Rechtsprechung / Europäischer Gerichtshof
Europäischer Gerichtshof Schlussanträge des Generalanwalts vom 21.06.1988 – C-18/87
Generalanwalt G. Federico Mancini · ECLI:EU:C:1988:327
Schlußanträge des Generalanwalts
G. Federico Mancini
vom 21. Juni 1988
Herr Präsident,
meine Herren Richter!
1. Die Kommission der Europäischen Gemeinschaften ersucht Sie um die Feststellung, daß die Bundesrepublik Deutschland gegen ihre Verpflichtungen aus den Artikeln 9 und 12 EWG-Vertrag verstoßen hat. Diese gestattet nämlich einigen Bundesländern, eine Gebühr für die Kontrollen zu erheben, die bei Transporten von lebenden Tieren durchgeführt werden, die nach Deutschland eingeführt werden oder sich auf der Durchfuhr nach anderen Mitgliedstaaten befinden.

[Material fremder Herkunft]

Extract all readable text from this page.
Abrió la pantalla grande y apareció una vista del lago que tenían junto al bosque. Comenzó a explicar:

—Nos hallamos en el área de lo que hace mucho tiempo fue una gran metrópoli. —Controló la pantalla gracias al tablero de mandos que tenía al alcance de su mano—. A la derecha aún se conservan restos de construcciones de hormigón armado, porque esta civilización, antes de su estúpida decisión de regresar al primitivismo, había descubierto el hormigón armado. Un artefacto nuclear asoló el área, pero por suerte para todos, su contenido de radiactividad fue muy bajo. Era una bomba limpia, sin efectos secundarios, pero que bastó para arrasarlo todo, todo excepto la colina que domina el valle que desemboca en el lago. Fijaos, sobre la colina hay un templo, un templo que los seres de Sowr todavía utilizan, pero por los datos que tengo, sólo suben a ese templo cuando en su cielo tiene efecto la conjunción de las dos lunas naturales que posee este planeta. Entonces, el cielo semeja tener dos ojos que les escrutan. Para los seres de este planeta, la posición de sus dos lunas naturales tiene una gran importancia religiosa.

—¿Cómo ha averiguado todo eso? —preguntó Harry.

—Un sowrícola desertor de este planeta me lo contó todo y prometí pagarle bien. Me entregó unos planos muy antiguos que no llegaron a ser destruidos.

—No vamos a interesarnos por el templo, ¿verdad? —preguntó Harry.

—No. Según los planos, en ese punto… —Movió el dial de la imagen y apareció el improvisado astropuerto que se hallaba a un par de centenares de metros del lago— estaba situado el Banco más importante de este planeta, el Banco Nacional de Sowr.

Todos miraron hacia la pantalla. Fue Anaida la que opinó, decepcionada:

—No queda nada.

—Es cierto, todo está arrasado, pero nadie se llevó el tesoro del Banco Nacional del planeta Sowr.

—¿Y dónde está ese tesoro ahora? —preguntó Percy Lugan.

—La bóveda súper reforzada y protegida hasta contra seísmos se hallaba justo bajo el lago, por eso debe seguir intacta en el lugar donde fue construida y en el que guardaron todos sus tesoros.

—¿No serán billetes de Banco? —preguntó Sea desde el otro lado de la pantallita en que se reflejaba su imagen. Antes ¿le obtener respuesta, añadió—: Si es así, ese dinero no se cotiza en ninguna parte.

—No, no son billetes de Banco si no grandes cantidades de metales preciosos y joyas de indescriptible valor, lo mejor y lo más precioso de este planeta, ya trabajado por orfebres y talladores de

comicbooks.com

Wie sich aus den Akten ergibt, erheben die Bundesländer Bremen, Hessen, Niedersachsen, Nordrhein-Westfalen und Rheinland-Pfalz bei den Transportunternehmen eine Abgabe zur Deckung der Kosten der Kontrollen, die beim Transport lebender Tiere vorgenommen werden, die sich auf der Durchfuhr durch diese Bundesländer befinden oder dorthin eingeführt werden. Am 19. Februar 1985 rügte die Kommission, gestützt auf Artikel 169 EWG-Vertrag, diese Praxis gegenüber der Regierung der Bundesrepublik Deutschland als unvereinbar mit den genannten gemeinschaftsrechtlichen Bestimmungen und forderte sie auf, sie abzustellen. Da sich die Bundesrepublik Deutschland strikt weigerte, die hierzu erforderlichen Maßnahmen zu ergreifen, hat die Kommission am 26. Januar 1987 Klage vor dem Gerichtshof erhoben.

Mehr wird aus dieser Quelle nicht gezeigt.